This is my article for the Minister's Corner in the November 22nd Shawnee News-Star
Sing praises to the Lord, O you his faithful ones, and give thanks to his holy name. You have turned my mourning into dancing; you have taken off my sackcloth and clothed me with joy, so that my soul may praise you and not be silent. O Lord my God, I will give thanks to you forever.
Psalm 30: 4, 10-12 The Holy Bible, New Revised Standard Version
I returned to my hometown, Nashville, Tennessee, this past weekend. While my trips back home are generally for happy reasons – vacations, reunions, catching up with old friends – on this trip I returned to help officiate at the memorial service of a longtime friend.

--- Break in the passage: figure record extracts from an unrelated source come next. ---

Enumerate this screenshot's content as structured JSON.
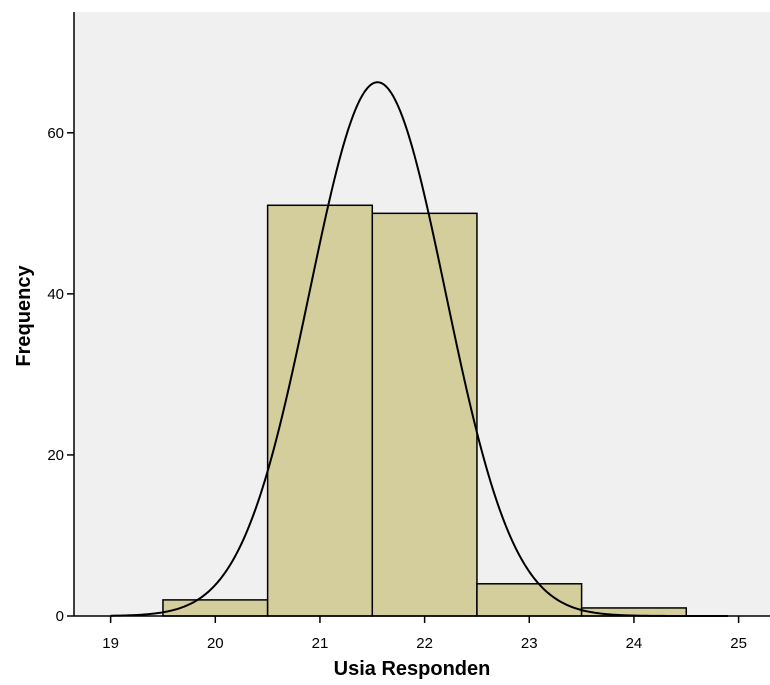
{
  "chart_data": {
    "type": "bar",
    "subtype": "histogram-with-normal-curve",
    "title": "",
    "xlabel": "Usia Responden",
    "ylabel": "Frequency",
    "xlim": [
      18.65,
      25.3
    ],
    "ylim": [
      0,
      75
    ],
    "x_ticks": [
      19,
      20,
      21,
      22,
      23,
      24,
      25
    ],
    "y_ticks": [
      0,
      20,
      40,
      60
    ],
    "bins": [
      {
        "x0": 19.5,
        "x1": 20.5,
        "value": 2
      },
      {
        "x0": 20.5,
        "x1": 21.5,
        "value": 51
      },
      {
        "x0": 21.5,
        "x1": 22.5,
        "value": 50
      },
      {
        "x0": 22.5,
        "x1": 23.5,
        "value": 4
      },
      {
        "x0": 23.5,
        "x1": 24.5,
        "value": 1
      }
    ],
    "normal_curve": {
      "mean": 21.55,
      "sd": 0.65,
      "n": 108,
      "bin_width": 1
    },
    "grid": false,
    "colors": {
      "plot_background": "#f0f0f0",
      "bar_fill": "#d3ce9b",
      "bar_stroke": "#000000",
      "curve": "#000000",
      "axis": "#000000"
    }
  }
}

Our families have known each other since before I can remember, so returning to say goodbye to him, to preach in his memory, was difficult to say the least.

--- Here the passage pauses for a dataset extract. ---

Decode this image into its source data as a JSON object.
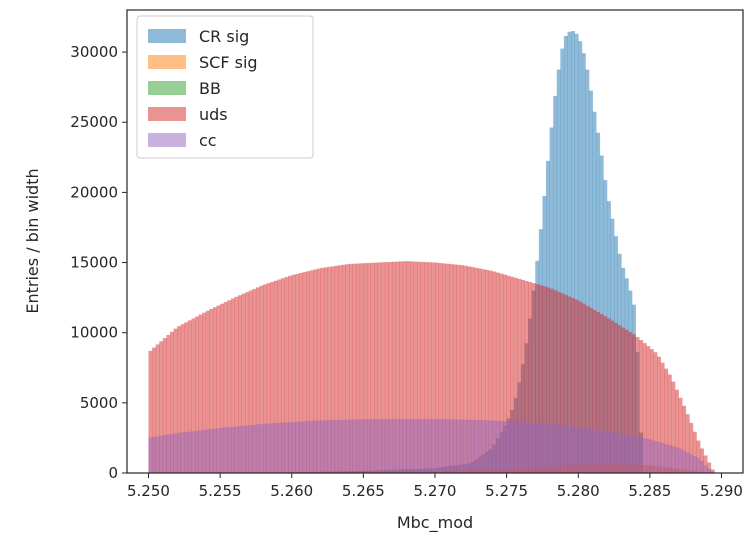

My friend’s service, which was held at a funeral home, was a blend of different cultures and traditions. The worship service promised to be a beautiful and meaningful one. But as the other officiant and I worked to plan the order of worship, I realized that music was absent. So I put out a call to some amazing friends from my high school, Varsity Choir days. Would they be able and willing to take time out on a Saturday morning to come and sing? Three dear friends answered my plea. They didn’t know my friend who died. They have lives, jobs, families, commitments. Yet still they made the effort to be there, to sing.

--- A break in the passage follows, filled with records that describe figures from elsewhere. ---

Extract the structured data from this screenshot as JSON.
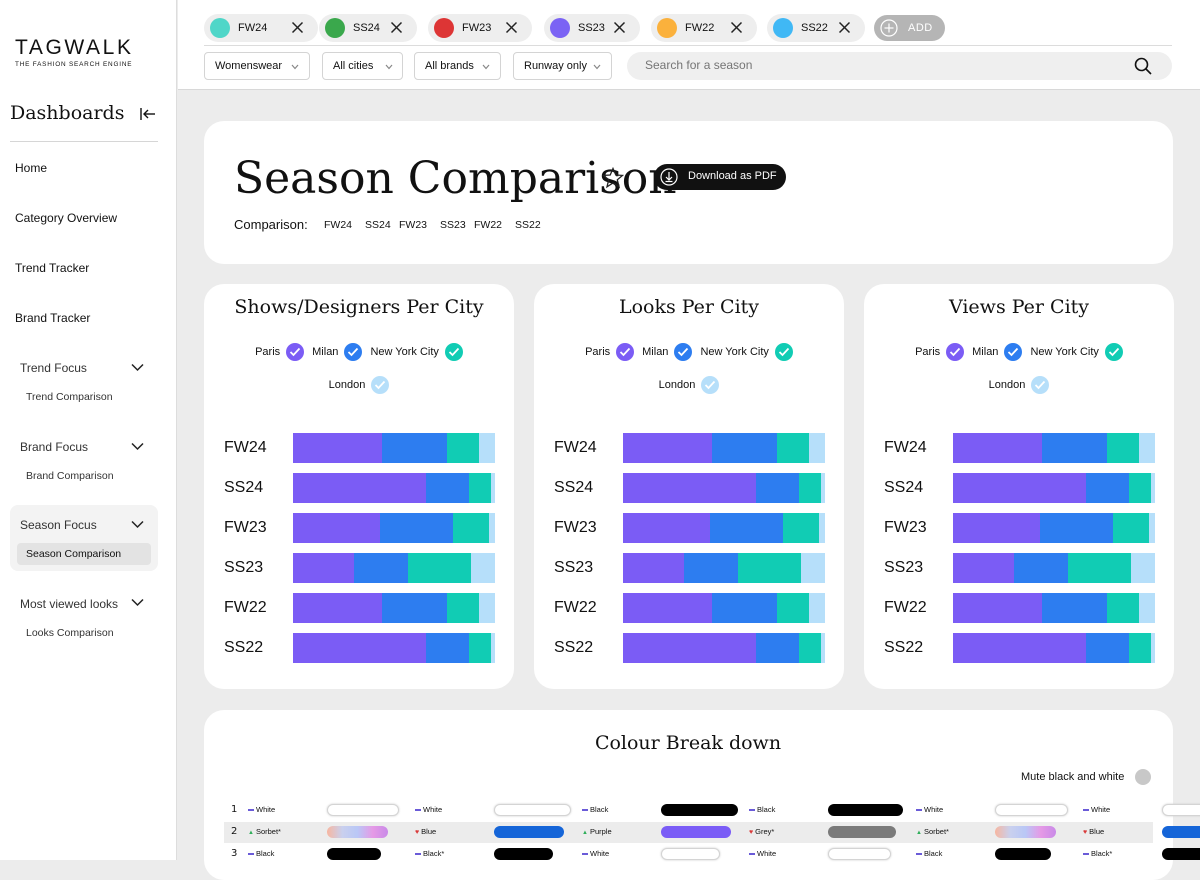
{
  "brand": {
    "name": "TAGWALK",
    "tagline": "THE FASHION SEARCH ENGINE"
  },
  "sidebar": {
    "title": "Dashboards",
    "items": [
      "Home",
      "Category Overview",
      "Trend Tracker",
      "Brand Tracker"
    ],
    "groups": [
      {
        "label": "Trend Focus",
        "sub": "Trend Comparison"
      },
      {
        "label": "Brand Focus",
        "sub": "Brand Comparison"
      },
      {
        "label": "Season Focus",
        "sub": "Season Comparison"
      },
      {
        "label": "Most viewed looks",
        "sub": "Looks Comparison"
      }
    ]
  },
  "seasons": [
    {
      "label": "FW24",
      "color": "#4fd6c8"
    },
    {
      "label": "SS24",
      "color": "#3aa84c"
    },
    {
      "label": "FW23",
      "color": "#dd3535"
    },
    {
      "label": "SS23",
      "color": "#7b63f4"
    },
    {
      "label": "FW22",
      "color": "#fbb13c"
    },
    {
      "label": "SS22",
      "color": "#40b8f5"
    }
  ],
  "add_label": "ADD",
  "filters": [
    "Womenswear",
    "All cities",
    "All brands",
    "Runway only"
  ],
  "search_placeholder": "Search for a season",
  "header": {
    "title": "Season Comparison",
    "pdf_label": "Download as PDF",
    "comparison_label": "Comparison:",
    "comparison_items": [
      "FW24",
      "SS24",
      "FW23",
      "SS23",
      "FW22",
      "SS22"
    ]
  },
  "cities": [
    {
      "name": "Paris",
      "color": "#7b5cf5"
    },
    {
      "name": "Milan",
      "color": "#2d7df0"
    },
    {
      "name": "New York City",
      "color": "#11ccb4"
    },
    {
      "name": "London",
      "color": "#b6dffa"
    }
  ],
  "chart_data": [
    {
      "type": "bar",
      "title": "Shows/Designers Per City",
      "stacked": true,
      "categories": [
        "FW24",
        "SS24",
        "FW23",
        "SS23",
        "FW22",
        "SS22"
      ],
      "series": [
        {
          "name": "Paris",
          "values": [
            44,
            66,
            43,
            30,
            44,
            66
          ]
        },
        {
          "name": "Milan",
          "values": [
            32,
            21,
            36,
            27,
            32,
            21
          ]
        },
        {
          "name": "New York City",
          "values": [
            16,
            11,
            18,
            31,
            16,
            11
          ]
        },
        {
          "name": "London",
          "values": [
            8,
            2,
            3,
            12,
            8,
            2
          ]
        }
      ]
    },
    {
      "type": "bar",
      "title": "Looks Per City",
      "stacked": true,
      "categories": [
        "FW24",
        "SS24",
        "FW23",
        "SS23",
        "FW22",
        "SS22"
      ],
      "series": [
        {
          "name": "Paris",
          "values": [
            44,
            66,
            43,
            30,
            44,
            66
          ]
        },
        {
          "name": "Milan",
          "values": [
            32,
            21,
            36,
            27,
            32,
            21
          ]
        },
        {
          "name": "New York City",
          "values": [
            16,
            11,
            18,
            31,
            16,
            11
          ]
        },
        {
          "name": "London",
          "values": [
            8,
            2,
            3,
            12,
            8,
            2
          ]
        }
      ]
    },
    {
      "type": "bar",
      "title": "Views Per City",
      "stacked": true,
      "categories": [
        "FW24",
        "SS24",
        "FW23",
        "SS23",
        "FW22",
        "SS22"
      ],
      "series": [
        {
          "name": "Paris",
          "values": [
            44,
            66,
            43,
            30,
            44,
            66
          ]
        },
        {
          "name": "Milan",
          "values": [
            32,
            21,
            36,
            27,
            32,
            21
          ]
        },
        {
          "name": "New York City",
          "values": [
            16,
            11,
            18,
            31,
            16,
            11
          ]
        },
        {
          "name": "London",
          "values": [
            8,
            2,
            3,
            12,
            8,
            2
          ]
        }
      ]
    }
  ],
  "colour_breakdown": {
    "title": "Colour Break down",
    "mute_label": "Mute black and white",
    "rows": [
      {
        "rank": "1",
        "cells": [
          {
            "name": "White",
            "trend": "flat",
            "swatch": "#ffffff",
            "fill": 0.85
          },
          {
            "name": "White",
            "trend": "flat",
            "swatch": "#ffffff",
            "fill": 0.9
          },
          {
            "name": "Black",
            "trend": "flat",
            "swatch": "#000000",
            "fill": 0.9
          },
          {
            "name": "Black",
            "trend": "flat",
            "swatch": "#000000",
            "fill": 0.88
          },
          {
            "name": "White",
            "trend": "flat",
            "swatch": "#ffffff",
            "fill": 0.86
          },
          {
            "name": "White",
            "trend": "flat",
            "swatch": "#ffffff",
            "fill": 0.8
          }
        ]
      },
      {
        "rank": "2",
        "cells": [
          {
            "name": "Sorbet*",
            "trend": "up",
            "swatch": "sorbet",
            "fill": 0.72
          },
          {
            "name": "Blue",
            "trend": "down",
            "swatch": "#1565d8",
            "fill": 0.82
          },
          {
            "name": "Purple",
            "trend": "up",
            "swatch": "#7a5cf6",
            "fill": 0.82
          },
          {
            "name": "Grey*",
            "trend": "down",
            "swatch": "#7a7a7a",
            "fill": 0.8
          },
          {
            "name": "Sorbet*",
            "trend": "up",
            "swatch": "sorbet",
            "fill": 0.72
          },
          {
            "name": "Blue",
            "trend": "down",
            "swatch": "#1565d8",
            "fill": 0.8
          }
        ]
      },
      {
        "rank": "3",
        "cells": [
          {
            "name": "Black",
            "trend": "flat",
            "swatch": "#000000",
            "fill": 0.64
          },
          {
            "name": "Black*",
            "trend": "flat",
            "swatch": "#000000",
            "fill": 0.7
          },
          {
            "name": "White",
            "trend": "flat",
            "swatch": "#ffffff",
            "fill": 0.7
          },
          {
            "name": "White",
            "trend": "flat",
            "swatch": "#ffffff",
            "fill": 0.74
          },
          {
            "name": "Black",
            "trend": "flat",
            "swatch": "#000000",
            "fill": 0.66
          },
          {
            "name": "Black*",
            "trend": "flat",
            "swatch": "#000000",
            "fill": 0.7
          }
        ]
      }
    ]
  }
}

I chose the hymn, “Precious Lord, Take My Hand.” It’s lovely and relatively simple. I knew we would have to sing a cappella, so simple was a must. Julie and Nancy were able to come an hour early so we could practice. We had not sung together in over 30 years. The hymn was not a familiar one to them. We would be singing immediately after I finished preaching, so I warned them I might not be able to get through it. But I would stand with them nonetheless. In practice it sounded … okay. We were rusty and nervous, but we trusted that all would be well.
Our friend Jeff arrived just before the service began, so I didn’t know he was there until I went to sing with them. Although the four of us hadn’t practiced together at all and the first note or two was a little shaky, our voices suddenly blended. Maybe those listening heard it differently, but to my ears it was beautiful. It was powerful and poignant and beautiful. I worried that my emotions about my dear friend would hinder my singing, but I have never felt more uplifted. Standing there with those sweet people, who came to do this because of and out of love, I felt a peace that had evaded me ever since I learned of my friend’s death. In that moment, I understood more clearly these words of the psalmist.
You have turned my mourning into dancing; you have taken off my sackcloth and clothed me with joy, so that my soul may praise you and not be silent.
God’s Spirit was tangible in that moment. It was so filled with love and grace, healing and joy, I was overwhelmed and humbled. Those kinds of moments, those Spirit-filled moments, are too often few and far between. Perhaps the real truth is that my ability to recognize them is limited. I am busy, distracted, anxious, and caught up in the minutia of daily life. But God refuses to go unnoticed. How grateful I am for my friends and their love and generosity. How grateful I am for music and its ability to touch each of our senses. How grateful I am that God remains present, even when I don’t notice. How grateful I am for those moments when I do.